Re: [PATCH v11 8/8] vhost: use vhost_tasks for worker threads

On 7/20/23 8:06 AM, Michael S. Tsirkin wrote:
> On Thu, Feb 02, 2023 at 05:25:17PM -0600, Mike Christie wrote:
>> For vhost workers we use the kthread API which inherit's its values from
>> and checks against the kthreadd thread. This results in the wrong RLIMITs
>> being checked, so while tools like libvirt try to control the number of
>> threads based on the nproc rlimit setting we can end up creating more
>> threads than the user wanted.
>> This patch has us use the vhost_task helpers which will inherit its
>> values/checks from the thread that owns the device similar to if we did
>> a clone in userspace. The vhost threads will now be counted in the nproc
>> rlimits. And we get features like cgroups and mm sharing automatically,
>> so we can remove those calls.
>> Signed-off-by: Mike Christie <michael.christie@xxxxxxxxxx>
>> Acked-by: Michael S. Tsirkin <mst@xxxxxxxxxx>
> Hi Mike,
> So this seems to have caused a measureable regression in networking
> performance (about 30%). Take a look here, and there's a zip file
> with detailed measuraments attached:
> Could you take a look please?
> You can also ask reporter questions there assuming you
> have or can create a (free) account.

Sorry for the late reply. I just got home from vacation.

The account creation link seems to be down. I keep getting a
"unable to establish SMTP connection to bz-exim-prod port 25 " error.

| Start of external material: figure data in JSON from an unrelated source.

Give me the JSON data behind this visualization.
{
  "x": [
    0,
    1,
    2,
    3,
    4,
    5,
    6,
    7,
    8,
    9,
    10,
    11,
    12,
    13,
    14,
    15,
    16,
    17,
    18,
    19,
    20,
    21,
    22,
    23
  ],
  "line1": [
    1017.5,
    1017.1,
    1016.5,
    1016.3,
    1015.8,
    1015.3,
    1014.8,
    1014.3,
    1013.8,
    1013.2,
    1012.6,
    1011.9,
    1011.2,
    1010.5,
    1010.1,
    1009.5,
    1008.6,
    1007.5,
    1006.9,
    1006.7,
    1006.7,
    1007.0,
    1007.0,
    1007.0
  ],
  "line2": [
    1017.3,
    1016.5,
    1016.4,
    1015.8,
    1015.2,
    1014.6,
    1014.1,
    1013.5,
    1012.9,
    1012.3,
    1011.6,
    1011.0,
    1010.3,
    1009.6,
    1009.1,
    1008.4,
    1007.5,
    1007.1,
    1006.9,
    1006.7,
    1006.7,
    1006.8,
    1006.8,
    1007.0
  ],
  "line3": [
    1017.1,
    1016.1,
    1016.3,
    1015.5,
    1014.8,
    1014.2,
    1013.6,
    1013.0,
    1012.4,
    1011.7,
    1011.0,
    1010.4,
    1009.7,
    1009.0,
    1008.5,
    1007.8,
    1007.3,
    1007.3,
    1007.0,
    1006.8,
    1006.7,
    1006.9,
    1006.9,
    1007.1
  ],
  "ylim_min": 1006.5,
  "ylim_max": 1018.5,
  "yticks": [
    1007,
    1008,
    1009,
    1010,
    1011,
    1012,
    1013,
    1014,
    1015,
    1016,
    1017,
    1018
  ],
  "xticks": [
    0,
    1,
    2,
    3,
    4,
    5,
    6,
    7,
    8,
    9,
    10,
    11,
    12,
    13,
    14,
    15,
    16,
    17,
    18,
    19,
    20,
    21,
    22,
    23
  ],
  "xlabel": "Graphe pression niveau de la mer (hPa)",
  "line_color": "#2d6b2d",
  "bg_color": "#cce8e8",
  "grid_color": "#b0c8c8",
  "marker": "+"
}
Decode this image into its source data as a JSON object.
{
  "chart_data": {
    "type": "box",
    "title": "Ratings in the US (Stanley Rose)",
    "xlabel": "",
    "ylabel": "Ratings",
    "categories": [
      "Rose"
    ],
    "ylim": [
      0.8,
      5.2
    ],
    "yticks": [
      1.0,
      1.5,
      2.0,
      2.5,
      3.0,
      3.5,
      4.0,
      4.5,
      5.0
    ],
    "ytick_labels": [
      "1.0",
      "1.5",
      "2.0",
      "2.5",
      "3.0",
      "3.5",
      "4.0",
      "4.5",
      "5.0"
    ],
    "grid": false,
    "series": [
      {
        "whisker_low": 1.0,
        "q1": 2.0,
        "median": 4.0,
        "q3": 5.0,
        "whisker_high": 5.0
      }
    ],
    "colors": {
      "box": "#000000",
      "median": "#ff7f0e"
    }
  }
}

Can you give me Quan's email?

I think I can replicate the problem. I just need some extra info from Quan:

1. Just double check that they are using RHEL 9 on the host running the VMs.
2. The kernel config
3. Any tuning that was done. Is tuned running in guest and/or host running the
VMs and what profile is being used in each.
4. Number of vCPUs and virtqueues being used.
5. Can they dump the contents of:



sysctl  -a

on the host running the VMs.

6. With the 6.4 kernel, can they also run a quick test and tell me if they set
the scheduler to batch:

ps -T -o comm,pid,tid $QEMU_THREAD

then for each vhost thread do:

chrt -b -p 0 $VHOST_THREAD

Does that end up increasing perf? When I do this I see throughput go up by
around 50% vs 6.3 when sessions was 16 or more (16 was the number of vCPUs
and virtqueues per net device in the VM). Note that I'm not saying that is a fix.
It's just a difference I noticed when running some other tests.